La loi de 2016 insuffisamment appliquée
Quatrièmement, il faut cesser d’abandonner dans la nature les enfants placés devenus adultes. A 18 ans révolus, ils sont souvent jetés à la rue. Sans orientation, sans formation, sans métier, et même sans toit, puisque 40 % d’entre eux deviennent sans domicile fixe. Le dispositif « contrat jeune majeur » qui permettait de maintenir un suivi par des professionnels et de financer un début d’installation des jeunes adultes jusqu’à leurs 21 ans est en voie d’amenuisement.
Cette mesure essentielle doit être réinstaurée et systématisée si l’on ne veut pas que des années d’investissement de l’Etat dans la protection de ces mineurs viennent finalement nourrir la misère, la drogue et la prostitution. Rappelons à ce propos que 30 % des mineurs délinquants sont d’anciens enfants placés.

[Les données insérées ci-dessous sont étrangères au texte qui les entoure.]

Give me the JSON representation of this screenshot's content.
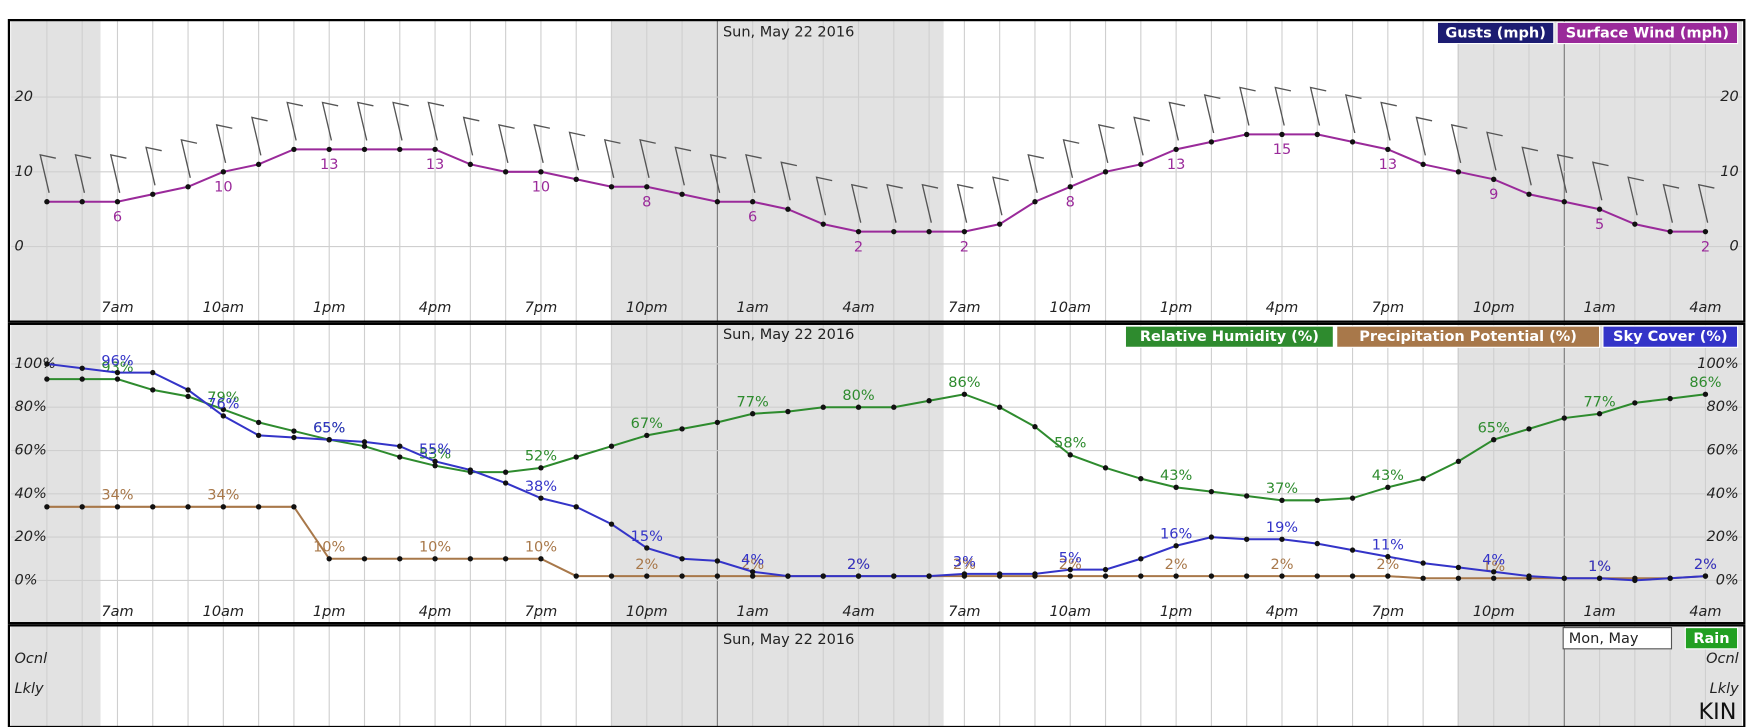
{
  "chart_data": [
    {
      "type": "line",
      "date_label": "Sun, May 22 2016",
      "categories": [
        null,
        null,
        "7am",
        null,
        null,
        "10am",
        null,
        null,
        "1pm",
        null,
        null,
        "4pm",
        null,
        null,
        "7pm",
        null,
        null,
        "10pm",
        null,
        null,
        "1am",
        null,
        null,
        "4am",
        null,
        null,
        "7am",
        null,
        null,
        "10am",
        null,
        null,
        "1pm",
        null,
        null,
        "4pm",
        null,
        null,
        "7pm",
        null,
        null,
        "10pm",
        null,
        null,
        "1am",
        null,
        null,
        "4am"
      ],
      "series": [
        {
          "name": "Gusts (mph)",
          "color": "#1c1c72"
        },
        {
          "name": "Surface Wind (mph)",
          "color": "#9a2a9a",
          "values": [
            6,
            6,
            6,
            7,
            8,
            10,
            11,
            13,
            13,
            13,
            13,
            13,
            11,
            10,
            10,
            9,
            8,
            8,
            7,
            6,
            6,
            5,
            3,
            2,
            2,
            2,
            2,
            3,
            6,
            8,
            10,
            11,
            13,
            14,
            15,
            15,
            15,
            14,
            13,
            11,
            10,
            9,
            7,
            6,
            5,
            3,
            2,
            2
          ]
        }
      ],
      "ylim": [
        -6,
        27
      ],
      "yticks": [
        0,
        10,
        20
      ],
      "grid": true
    },
    {
      "type": "line",
      "date_label": "Sun, May 22 2016",
      "categories": [
        null,
        null,
        "7am",
        null,
        null,
        "10am",
        null,
        null,
        "1pm",
        null,
        null,
        "4pm",
        null,
        null,
        "7pm",
        null,
        null,
        "10pm",
        null,
        null,
        "1am",
        null,
        null,
        "4am",
        null,
        null,
        "7am",
        null,
        null,
        "10am",
        null,
        null,
        "1pm",
        null,
        null,
        "4pm",
        null,
        null,
        "7pm",
        null,
        null,
        "10pm",
        null,
        null,
        "1am",
        null,
        null,
        "4am"
      ],
      "series": [
        {
          "name": "Relative Humidity (%)",
          "color": "#2e8b2e",
          "values": [
            93,
            93,
            93,
            88,
            85,
            79,
            73,
            69,
            65,
            62,
            57,
            53,
            50,
            50,
            52,
            57,
            62,
            67,
            70,
            73,
            77,
            78,
            80,
            80,
            80,
            83,
            86,
            80,
            71,
            58,
            52,
            47,
            43,
            41,
            39,
            37,
            37,
            38,
            43,
            47,
            55,
            65,
            70,
            75,
            77,
            82,
            84,
            86
          ],
          "value_labels": [
            null,
            null,
            "93%",
            null,
            null,
            "79%",
            null,
            null,
            "65%",
            null,
            null,
            "53%",
            null,
            null,
            "52%",
            null,
            null,
            "67%",
            null,
            null,
            "77%",
            null,
            null,
            "80%",
            null,
            null,
            "86%",
            null,
            null,
            "58%",
            null,
            null,
            "43%",
            null,
            null,
            "37%",
            null,
            null,
            "43%",
            null,
            null,
            "65%",
            null,
            null,
            "77%",
            null,
            null,
            "86%"
          ]
        },
        {
          "name": "Precipitation Potential (%)",
          "color": "#a8784a",
          "values": [
            34,
            34,
            34,
            34,
            34,
            34,
            34,
            34,
            10,
            10,
            10,
            10,
            10,
            10,
            10,
            2,
            2,
            2,
            2,
            2,
            2,
            2,
            2,
            2,
            2,
            2,
            2,
            2,
            2,
            2,
            2,
            2,
            2,
            2,
            2,
            2,
            2,
            2,
            2,
            1,
            1,
            1,
            1,
            1,
            1,
            1,
            1,
            2
          ],
          "value_labels": [
            null,
            null,
            "34%",
            null,
            null,
            "34%",
            null,
            null,
            "10%",
            null,
            null,
            "10%",
            null,
            null,
            "10%",
            null,
            null,
            "2%",
            null,
            null,
            "2%",
            null,
            null,
            "2%",
            null,
            null,
            "2%",
            null,
            null,
            "2%",
            null,
            null,
            "2%",
            null,
            null,
            "2%",
            null,
            null,
            "2%",
            null,
            null,
            "1%",
            null,
            null,
            "1%",
            null,
            null,
            "2%"
          ]
        },
        {
          "name": "Sky Cover (%)",
          "color": "#3434c8",
          "values": [
            100,
            98,
            96,
            96,
            88,
            76,
            67,
            66,
            65,
            64,
            62,
            55,
            51,
            45,
            38,
            34,
            26,
            15,
            10,
            9,
            4,
            2,
            2,
            2,
            2,
            2,
            3,
            3,
            3,
            5,
            5,
            10,
            16,
            20,
            19,
            19,
            17,
            14,
            11,
            8,
            6,
            4,
            2,
            1,
            1,
            0,
            1,
            2
          ],
          "value_labels": [
            null,
            null,
            "96%",
            null,
            null,
            "76%",
            null,
            null,
            "65%",
            null,
            null,
            "55%",
            null,
            null,
            "38%",
            null,
            null,
            "15%",
            null,
            null,
            "4%",
            null,
            null,
            "2%",
            null,
            null,
            "3%",
            null,
            null,
            "5%",
            null,
            null,
            "16%",
            null,
            null,
            "19%",
            null,
            null,
            "11%",
            null,
            null,
            "4%",
            null,
            null,
            "1%",
            null,
            null,
            "2%"
          ]
        }
      ],
      "ylim": [
        -12,
        118
      ],
      "yticks": [
        {
          "value": 0,
          "label": "0%"
        },
        {
          "value": 20,
          "label": "20%"
        },
        {
          "value": 40,
          "label": "40%"
        },
        {
          "value": 60,
          "label": "60%"
        },
        {
          "value": 80,
          "label": "80%"
        },
        {
          "value": 100,
          "label": "100%"
        }
      ],
      "grid": true
    },
    {
      "type": "strip",
      "date_label": "Sun, May 22 2016",
      "end_date_label": "Mon, May",
      "series": [
        {
          "name": "Rain",
          "color": "#22a022"
        }
      ],
      "ylabels": [
        "Ocnl",
        "Lkly"
      ]
    }
  ],
  "watermark": "KIN"
}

Enfin, il faut préparer l’avenir et pallier la pénurie de familles d’accueil. Celles-ci vieillissent et ne se renouvellent pas à un rythme suffisant. Où iront demain les enfants, en particulier les plus jeunes, qui seront en danger dans leur famille ? Ce chantier-là ne pourra pas être traité précipitamment. Il exige de rompre avec la vision passéiste selon laquelle le parent accueillant ne peut cumuler cette fonction avec un autre emploi. On ne rappellera jamais assez à quel point une famille d’accueil bienveillante répare un enfant et lui prépare un avenir.
La déresponsabilisation administrative et le fatalisme ont mis de côté l’intérêt de l’enfant. Améliorer la situation des enfants placés est possible : ces mesures sont tangibles, tout comme celles de la loi relative à la protection de l’enfance de 2016, portée par Laurence Rossignol, qui est aujourd’hui très insuffisamment appliquée. C’est l’honneur de la France de ne pas abandonner 300 000 enfants à leur sort et à la triste idée qu’elle se fait de son avenir.